La Cemac est donc l’une des régions les moins réformatrices du monde, tout au moins sur le plan de l’amélioration des affaires. Le dossier propose une large vue du déficit dans lequel la Cemac se plonge davantage, obérant un peu plus, et sur la base de sa propre feuille de route, ses chances d’une sortie planifiée de cette crise économique.
Environnement des affaires
La Cemac dans le brouillard
Avec une moyenne pondérée de 41,89 en matière de facilité à faire les affaires, la sous-région se situe parmi les 15 performances (178e) mondiales les moins réformatrices et donc les moins attractives.
Les pays de la Cemac, comme ceux de l’Afrique subsaharienne, ont entrepris des réformes. Au total, 16 réformes ont été engagées entre juin 2017 et mai 2018. Le Gabon est, de loin, le pays le plus réformateur, avec 6 rénovations socioéconomiques mises en œuvre au cours de la période identifiée. Mais dans l’ensemble, les pays sont de très loin compétitifs. Pour démarrer une affaire, il faut attendre en moyenne 34,5 jours, et avoir satisfait au moins à 9,5 procédures.
L’accès au crédit est un autre serpent de mer dans la région. L’indice de solidité des droits légaux s’établit à 6. Celui de l’information sur la profondeur du crédit se fixe en moyenne à 1,83 et la couverture du registre de crédit frôle à peine les 11,4% d’adultes.
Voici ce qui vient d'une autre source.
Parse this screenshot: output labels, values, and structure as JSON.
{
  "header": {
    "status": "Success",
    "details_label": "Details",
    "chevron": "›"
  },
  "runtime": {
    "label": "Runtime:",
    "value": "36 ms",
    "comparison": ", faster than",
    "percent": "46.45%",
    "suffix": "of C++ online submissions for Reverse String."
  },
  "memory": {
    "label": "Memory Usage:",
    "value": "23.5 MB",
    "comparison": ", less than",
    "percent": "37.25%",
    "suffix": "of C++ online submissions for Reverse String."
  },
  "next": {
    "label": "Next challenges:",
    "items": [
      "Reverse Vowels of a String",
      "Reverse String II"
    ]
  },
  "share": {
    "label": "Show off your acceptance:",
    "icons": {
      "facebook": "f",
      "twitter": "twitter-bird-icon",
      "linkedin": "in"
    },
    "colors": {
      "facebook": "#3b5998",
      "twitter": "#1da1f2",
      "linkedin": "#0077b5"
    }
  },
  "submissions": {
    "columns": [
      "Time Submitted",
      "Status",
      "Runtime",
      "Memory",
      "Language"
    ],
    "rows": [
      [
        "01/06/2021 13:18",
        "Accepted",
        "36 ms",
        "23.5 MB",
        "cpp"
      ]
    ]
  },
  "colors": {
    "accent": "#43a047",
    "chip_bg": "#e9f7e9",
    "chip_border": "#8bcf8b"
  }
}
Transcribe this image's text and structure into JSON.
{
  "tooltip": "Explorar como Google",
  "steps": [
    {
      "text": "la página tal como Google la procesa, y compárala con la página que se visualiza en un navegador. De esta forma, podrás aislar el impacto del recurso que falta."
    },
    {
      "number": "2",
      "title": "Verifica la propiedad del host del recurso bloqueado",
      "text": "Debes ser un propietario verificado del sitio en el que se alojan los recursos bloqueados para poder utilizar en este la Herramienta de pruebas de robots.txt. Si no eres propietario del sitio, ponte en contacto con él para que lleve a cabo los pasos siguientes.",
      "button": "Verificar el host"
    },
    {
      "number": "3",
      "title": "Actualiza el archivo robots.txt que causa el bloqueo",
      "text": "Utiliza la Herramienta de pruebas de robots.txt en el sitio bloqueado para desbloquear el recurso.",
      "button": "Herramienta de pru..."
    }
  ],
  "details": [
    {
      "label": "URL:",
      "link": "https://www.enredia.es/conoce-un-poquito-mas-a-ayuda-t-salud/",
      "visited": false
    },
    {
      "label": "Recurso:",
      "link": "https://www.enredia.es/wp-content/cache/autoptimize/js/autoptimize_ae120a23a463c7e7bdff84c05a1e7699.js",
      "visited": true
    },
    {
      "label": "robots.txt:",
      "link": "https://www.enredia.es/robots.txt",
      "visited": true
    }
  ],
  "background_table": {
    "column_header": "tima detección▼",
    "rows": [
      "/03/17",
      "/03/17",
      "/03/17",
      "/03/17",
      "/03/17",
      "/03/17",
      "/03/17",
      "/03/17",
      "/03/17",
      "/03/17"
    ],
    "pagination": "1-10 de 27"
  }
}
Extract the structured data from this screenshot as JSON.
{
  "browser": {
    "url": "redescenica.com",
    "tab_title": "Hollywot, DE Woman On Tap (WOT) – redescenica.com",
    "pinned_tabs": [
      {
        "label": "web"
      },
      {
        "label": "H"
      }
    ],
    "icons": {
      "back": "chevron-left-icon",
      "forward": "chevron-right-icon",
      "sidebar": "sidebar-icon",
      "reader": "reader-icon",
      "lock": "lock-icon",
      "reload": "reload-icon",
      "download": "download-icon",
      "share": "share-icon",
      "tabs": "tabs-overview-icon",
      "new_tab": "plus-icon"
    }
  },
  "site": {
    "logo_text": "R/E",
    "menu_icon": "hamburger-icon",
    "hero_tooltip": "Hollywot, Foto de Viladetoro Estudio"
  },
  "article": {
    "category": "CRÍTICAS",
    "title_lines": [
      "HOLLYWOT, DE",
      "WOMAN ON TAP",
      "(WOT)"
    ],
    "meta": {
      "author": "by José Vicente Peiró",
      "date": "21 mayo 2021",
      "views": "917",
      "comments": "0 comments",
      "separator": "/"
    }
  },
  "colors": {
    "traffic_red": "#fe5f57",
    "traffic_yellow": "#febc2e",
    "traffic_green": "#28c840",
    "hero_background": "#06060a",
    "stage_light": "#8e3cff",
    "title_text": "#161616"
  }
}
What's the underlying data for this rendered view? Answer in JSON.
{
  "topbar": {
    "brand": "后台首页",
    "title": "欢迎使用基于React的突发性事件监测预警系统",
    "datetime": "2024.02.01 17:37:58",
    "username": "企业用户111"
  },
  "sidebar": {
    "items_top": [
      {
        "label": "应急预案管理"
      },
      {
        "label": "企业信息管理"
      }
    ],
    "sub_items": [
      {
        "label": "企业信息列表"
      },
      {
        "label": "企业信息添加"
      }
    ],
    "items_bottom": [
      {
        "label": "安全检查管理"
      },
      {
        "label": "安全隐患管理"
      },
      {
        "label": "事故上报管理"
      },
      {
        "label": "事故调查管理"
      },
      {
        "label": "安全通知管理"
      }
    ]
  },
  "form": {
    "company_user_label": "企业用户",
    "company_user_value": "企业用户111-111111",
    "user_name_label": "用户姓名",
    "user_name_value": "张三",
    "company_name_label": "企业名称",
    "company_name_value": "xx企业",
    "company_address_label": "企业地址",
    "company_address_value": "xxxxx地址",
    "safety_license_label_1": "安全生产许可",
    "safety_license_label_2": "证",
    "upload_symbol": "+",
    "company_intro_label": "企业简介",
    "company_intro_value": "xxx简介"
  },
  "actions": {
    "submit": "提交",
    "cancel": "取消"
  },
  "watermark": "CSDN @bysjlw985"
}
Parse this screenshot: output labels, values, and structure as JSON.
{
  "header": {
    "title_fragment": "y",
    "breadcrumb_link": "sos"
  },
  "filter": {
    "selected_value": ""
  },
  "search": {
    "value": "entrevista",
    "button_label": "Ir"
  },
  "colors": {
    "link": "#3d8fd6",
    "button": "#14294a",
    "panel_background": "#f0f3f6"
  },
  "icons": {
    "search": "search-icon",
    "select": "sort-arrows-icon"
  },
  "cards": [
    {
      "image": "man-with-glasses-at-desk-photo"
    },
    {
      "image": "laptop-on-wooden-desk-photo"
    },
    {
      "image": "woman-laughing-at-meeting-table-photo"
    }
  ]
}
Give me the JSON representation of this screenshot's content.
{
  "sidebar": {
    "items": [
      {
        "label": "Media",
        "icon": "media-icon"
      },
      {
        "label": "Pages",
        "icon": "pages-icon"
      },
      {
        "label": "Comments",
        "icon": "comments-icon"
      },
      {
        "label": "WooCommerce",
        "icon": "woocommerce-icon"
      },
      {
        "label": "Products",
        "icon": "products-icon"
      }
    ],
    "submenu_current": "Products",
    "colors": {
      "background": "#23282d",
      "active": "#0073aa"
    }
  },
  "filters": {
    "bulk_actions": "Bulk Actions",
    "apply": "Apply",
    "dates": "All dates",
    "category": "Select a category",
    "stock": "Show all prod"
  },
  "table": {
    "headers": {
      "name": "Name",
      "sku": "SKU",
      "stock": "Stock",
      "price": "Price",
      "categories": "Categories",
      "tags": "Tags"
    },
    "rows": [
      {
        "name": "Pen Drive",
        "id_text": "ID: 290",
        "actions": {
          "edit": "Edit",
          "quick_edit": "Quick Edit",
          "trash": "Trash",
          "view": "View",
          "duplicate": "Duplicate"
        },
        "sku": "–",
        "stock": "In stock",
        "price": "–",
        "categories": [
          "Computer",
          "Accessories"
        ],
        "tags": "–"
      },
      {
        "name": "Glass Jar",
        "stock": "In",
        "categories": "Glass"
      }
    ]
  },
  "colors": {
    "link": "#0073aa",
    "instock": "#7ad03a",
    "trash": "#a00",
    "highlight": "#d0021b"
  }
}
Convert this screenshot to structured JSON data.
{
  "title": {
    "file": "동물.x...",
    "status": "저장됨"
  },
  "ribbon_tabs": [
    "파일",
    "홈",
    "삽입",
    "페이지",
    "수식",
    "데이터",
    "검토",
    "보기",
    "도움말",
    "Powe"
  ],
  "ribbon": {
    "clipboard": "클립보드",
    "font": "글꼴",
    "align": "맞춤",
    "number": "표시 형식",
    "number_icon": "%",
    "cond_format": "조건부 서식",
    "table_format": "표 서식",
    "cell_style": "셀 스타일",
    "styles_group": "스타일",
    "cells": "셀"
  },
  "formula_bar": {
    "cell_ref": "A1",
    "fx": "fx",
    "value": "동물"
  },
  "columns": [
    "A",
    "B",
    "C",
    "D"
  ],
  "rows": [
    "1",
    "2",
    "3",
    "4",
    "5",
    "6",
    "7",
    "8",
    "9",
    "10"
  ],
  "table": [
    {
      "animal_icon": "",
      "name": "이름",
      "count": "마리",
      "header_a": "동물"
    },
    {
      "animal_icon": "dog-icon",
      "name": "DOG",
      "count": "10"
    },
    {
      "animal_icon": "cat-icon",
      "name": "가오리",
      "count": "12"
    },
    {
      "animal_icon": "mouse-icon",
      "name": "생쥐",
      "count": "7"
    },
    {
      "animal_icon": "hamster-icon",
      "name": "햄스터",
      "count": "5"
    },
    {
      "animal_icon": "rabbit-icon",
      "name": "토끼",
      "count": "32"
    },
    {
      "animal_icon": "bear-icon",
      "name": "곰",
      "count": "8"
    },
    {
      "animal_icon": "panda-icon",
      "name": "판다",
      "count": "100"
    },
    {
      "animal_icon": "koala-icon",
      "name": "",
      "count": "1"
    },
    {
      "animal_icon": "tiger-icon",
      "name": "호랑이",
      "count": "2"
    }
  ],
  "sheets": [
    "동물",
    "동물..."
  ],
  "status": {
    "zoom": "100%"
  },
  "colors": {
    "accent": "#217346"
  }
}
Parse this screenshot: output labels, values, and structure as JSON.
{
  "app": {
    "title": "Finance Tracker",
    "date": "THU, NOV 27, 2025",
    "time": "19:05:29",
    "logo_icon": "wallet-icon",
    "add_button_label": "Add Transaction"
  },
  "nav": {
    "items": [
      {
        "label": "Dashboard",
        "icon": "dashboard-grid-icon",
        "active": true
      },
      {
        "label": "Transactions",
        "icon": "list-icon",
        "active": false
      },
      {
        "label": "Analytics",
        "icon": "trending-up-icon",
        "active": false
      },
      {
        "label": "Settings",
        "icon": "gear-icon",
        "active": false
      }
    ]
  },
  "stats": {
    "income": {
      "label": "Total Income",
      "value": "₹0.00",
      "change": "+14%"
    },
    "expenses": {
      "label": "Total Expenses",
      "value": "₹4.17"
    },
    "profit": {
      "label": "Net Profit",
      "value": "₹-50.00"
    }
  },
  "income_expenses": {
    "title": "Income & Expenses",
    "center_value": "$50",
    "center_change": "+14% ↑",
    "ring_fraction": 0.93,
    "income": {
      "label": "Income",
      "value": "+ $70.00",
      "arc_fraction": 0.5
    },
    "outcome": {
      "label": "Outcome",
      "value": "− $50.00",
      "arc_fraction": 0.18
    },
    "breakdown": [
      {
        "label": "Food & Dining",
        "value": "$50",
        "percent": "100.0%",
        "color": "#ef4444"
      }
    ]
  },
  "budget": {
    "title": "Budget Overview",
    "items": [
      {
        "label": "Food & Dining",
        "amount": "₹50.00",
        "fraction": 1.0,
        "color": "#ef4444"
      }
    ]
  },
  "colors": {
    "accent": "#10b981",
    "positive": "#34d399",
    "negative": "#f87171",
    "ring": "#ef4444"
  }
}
Une fois qu’on veut installer une affaire, on est confronté au problème de la fourniture d’électricité. L’opérateur économique en zone Cemac est en moyenne connecté à l’électricité après 103 jours et 5,5 procédures. L’administration fiscale vient parachever cette course des opérateurs économiques contre eux-mêmes en zone Cemac. Le Doing business 2019 révèle que les entreprises perdent en moyenne 62,55 % de leurs bénéfices dans les taxes et contributions. De même, tous les contribuables (privés et publics) effectuent 50 paiements de taxes en moyenne par an. Ils perdent ainsi 600 heures (soit 25 jours) à essayer de régulariser leur situation fiscale.
D’où le point de vue de l’économiste gabonais May Mouissi : «tandis que les pays de la Cemac font des rénovations d’étapes et n’avancent que très peu, les autres pays, désireux d’attirer des investisseurs, y vont fondamentalement. C’est faute de faire du surplace que l’Afrique centrale généralement se retrouve en arrière-train».
Léthargie
La résolution 17 du sommet extraordinaire de la Cemac de 2016 à Yaoundé stipule que les chefs d’État ont décidé de «renouveler leur engagement commun, ainsi que leur détermination à améliorer substantiellement le climat des affaires en zone CEMAC, afin de promouvoir de manière vigoureuse l’activité économique créatrice de richesses, et mobiliser de façon optimale les recettes fiscales internes». À côté de la diversification des économies, l’amélioration de l’environnement des affaires fait partie des réformes structurelles que la Cemac s’est engagée à implémenter. Ces mesures visent à permettre aux 6 pays de la sous-région de sortir du climat économique critique actuel, en plus de raffermir leurs économies pour mieux résister aux chocs exogènes.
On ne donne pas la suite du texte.